John Gottman suggests that couples who share mutual admiration and fondness have a salvageable marriage. More often than not, from the way a couple talks about their past, it is easy to tell whether or not fondness remains in their relationship. Happy couples experiencing present conflict are able to counter the negative feelings with positive ones by reminding themselves of the fond memories they’ve shared. For instance, you could think about the warm feelings you shared when you first met, while you were dating and at other significant times in your relationship.
It is the responsibility of both partners to constantly nurture this fondness and admiration for each other. Partners who connect regularly through the routine moments of life build on their mutual admiration. This could be done through simple acts such as; complimenting your partner, preparing your partner’s favorite meal, checking up on each other during the day, planning an activity together, putting the kids to sleep, asking for your partner’s opinion and listening to the response, and the list goes on. There’s a tendency for couples to take each other for granted, and this is often done mindlessly. Therefore, it is important to be deliberate about connecting regularly in small ways. As people age, their tastes change and their personalities get molded based on experiences, therefore both spouses have the psychological task of continuously rediscovering friendship by learning and re-learning about each other. Gottman refers to this as “Enhancing your love map.”
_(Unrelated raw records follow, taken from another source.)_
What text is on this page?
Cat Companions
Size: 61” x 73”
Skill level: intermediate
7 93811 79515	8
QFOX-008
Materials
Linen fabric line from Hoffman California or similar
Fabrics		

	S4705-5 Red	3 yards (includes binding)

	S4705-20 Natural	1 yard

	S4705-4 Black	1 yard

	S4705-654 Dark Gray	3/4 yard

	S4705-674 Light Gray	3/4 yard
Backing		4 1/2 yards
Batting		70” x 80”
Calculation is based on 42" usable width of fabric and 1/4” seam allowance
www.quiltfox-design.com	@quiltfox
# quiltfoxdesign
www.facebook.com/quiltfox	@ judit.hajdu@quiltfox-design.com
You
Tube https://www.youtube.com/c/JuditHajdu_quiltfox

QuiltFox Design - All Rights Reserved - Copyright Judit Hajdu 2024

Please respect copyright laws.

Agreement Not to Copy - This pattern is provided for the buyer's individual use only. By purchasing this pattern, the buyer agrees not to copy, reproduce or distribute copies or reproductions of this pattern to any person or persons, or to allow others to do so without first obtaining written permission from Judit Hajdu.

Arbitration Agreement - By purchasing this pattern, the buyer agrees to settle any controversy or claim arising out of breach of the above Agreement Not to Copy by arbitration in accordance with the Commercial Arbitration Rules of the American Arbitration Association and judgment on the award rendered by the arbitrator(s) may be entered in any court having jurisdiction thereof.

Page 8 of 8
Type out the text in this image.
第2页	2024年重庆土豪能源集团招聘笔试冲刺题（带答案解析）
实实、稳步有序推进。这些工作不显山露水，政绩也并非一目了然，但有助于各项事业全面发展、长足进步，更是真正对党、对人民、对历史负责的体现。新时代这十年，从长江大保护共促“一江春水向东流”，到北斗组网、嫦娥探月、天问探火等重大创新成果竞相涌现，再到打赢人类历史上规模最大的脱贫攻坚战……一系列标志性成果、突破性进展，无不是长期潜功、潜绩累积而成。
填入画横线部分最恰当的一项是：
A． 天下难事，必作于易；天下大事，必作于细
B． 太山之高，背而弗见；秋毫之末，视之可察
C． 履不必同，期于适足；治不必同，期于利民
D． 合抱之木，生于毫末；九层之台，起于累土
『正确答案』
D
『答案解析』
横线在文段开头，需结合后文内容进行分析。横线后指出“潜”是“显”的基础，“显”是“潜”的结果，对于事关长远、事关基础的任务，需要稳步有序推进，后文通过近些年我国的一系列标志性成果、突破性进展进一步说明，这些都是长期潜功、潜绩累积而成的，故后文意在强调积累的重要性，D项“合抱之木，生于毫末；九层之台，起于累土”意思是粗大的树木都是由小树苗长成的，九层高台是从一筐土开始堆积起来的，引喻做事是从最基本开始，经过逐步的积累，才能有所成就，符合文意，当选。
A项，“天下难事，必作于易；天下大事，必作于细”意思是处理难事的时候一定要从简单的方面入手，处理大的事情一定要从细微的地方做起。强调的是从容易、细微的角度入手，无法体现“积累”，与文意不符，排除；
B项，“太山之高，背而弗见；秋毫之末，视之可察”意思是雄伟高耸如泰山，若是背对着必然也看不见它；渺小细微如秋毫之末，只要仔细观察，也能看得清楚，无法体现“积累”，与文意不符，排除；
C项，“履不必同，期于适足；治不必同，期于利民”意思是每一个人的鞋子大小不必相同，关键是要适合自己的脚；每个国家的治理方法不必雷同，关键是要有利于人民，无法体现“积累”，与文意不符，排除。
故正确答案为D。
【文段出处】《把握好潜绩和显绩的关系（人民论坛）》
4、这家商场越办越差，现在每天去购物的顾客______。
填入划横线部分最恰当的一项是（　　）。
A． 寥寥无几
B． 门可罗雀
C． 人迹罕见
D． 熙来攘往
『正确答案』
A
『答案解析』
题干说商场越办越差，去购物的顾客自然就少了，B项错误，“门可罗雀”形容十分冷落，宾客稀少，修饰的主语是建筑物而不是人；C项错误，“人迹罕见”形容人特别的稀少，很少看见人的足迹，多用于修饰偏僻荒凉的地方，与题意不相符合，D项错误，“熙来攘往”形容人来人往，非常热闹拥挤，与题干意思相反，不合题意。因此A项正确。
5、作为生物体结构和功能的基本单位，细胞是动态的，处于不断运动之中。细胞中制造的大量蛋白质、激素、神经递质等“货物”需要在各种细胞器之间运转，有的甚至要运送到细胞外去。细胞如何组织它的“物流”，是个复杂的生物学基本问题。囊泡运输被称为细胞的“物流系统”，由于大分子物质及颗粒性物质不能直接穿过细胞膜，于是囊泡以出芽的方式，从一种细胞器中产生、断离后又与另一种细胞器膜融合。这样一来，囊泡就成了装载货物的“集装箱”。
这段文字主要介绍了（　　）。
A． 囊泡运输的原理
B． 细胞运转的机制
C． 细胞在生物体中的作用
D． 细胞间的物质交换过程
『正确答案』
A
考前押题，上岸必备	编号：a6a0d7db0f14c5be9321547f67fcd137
Did I just hear you ask yourself “how much do I really know about my spouse? Not to worry, you are not alone. The following exercise might be helpful in answering that question and also serve as a guide on how to enhance your love map!
Both you and your spouse can complete the questionnaire by answering true or false to the following questions, you will get a sense of the quality of your current love maps.
- I can name my partner’s best friend. T or F
- I can tell you what stresses my partner is currently facing. T or F
- I know the names of some of the people who have been irritating my partner lately. T or F
- I can tell you some of my partner’s life dreams. T or F
- I am very familiar with my partner’s religious beliefs and ideas. T or F
- I can tell you about my partner’s basic philosophy of life. T or F
- I can list the relatives my partner likes the least. T or F
- I know my partner’s favorite music. T or F
- I can list my partner’s three favorite movies. T or F
- My spouse is familiar with my current stresses. T or F
- I know the three most special times in my partner’s life. T or F
- I can tell you the most stressful thing that happened to my partner as a child. T or F
- I can list my partner’s major aspiration and hopes in life. T or F
- I know my partner’s major current worries. T or F
- My spouse knows who my friends are. T or F
- I know what my partner would do if he or she suddenly won the lottery. T or F
- I can tell you in detail my first impressions of my partner. T or F
- Periodically I ask my partner about his or her world right now. T or F
- I feel that my partner knows me pretty well. T or F
- My spouse is familiar with my hopes and aspirations. T or F
Scoring: Give yourself one point for each “true” answer.
10 & above -This is an area of strength for your marriage.
10 & below- Your marriage could improve in this area. Take time to learn more about your spouse, it will help to strengthen your relationship.
———————————————————————————————————————————– Questionnaire extracted from Gottman, John and Nan Silver: The Seven Principles for Making Marriage Work (New York: Three Rivers Press, 1999).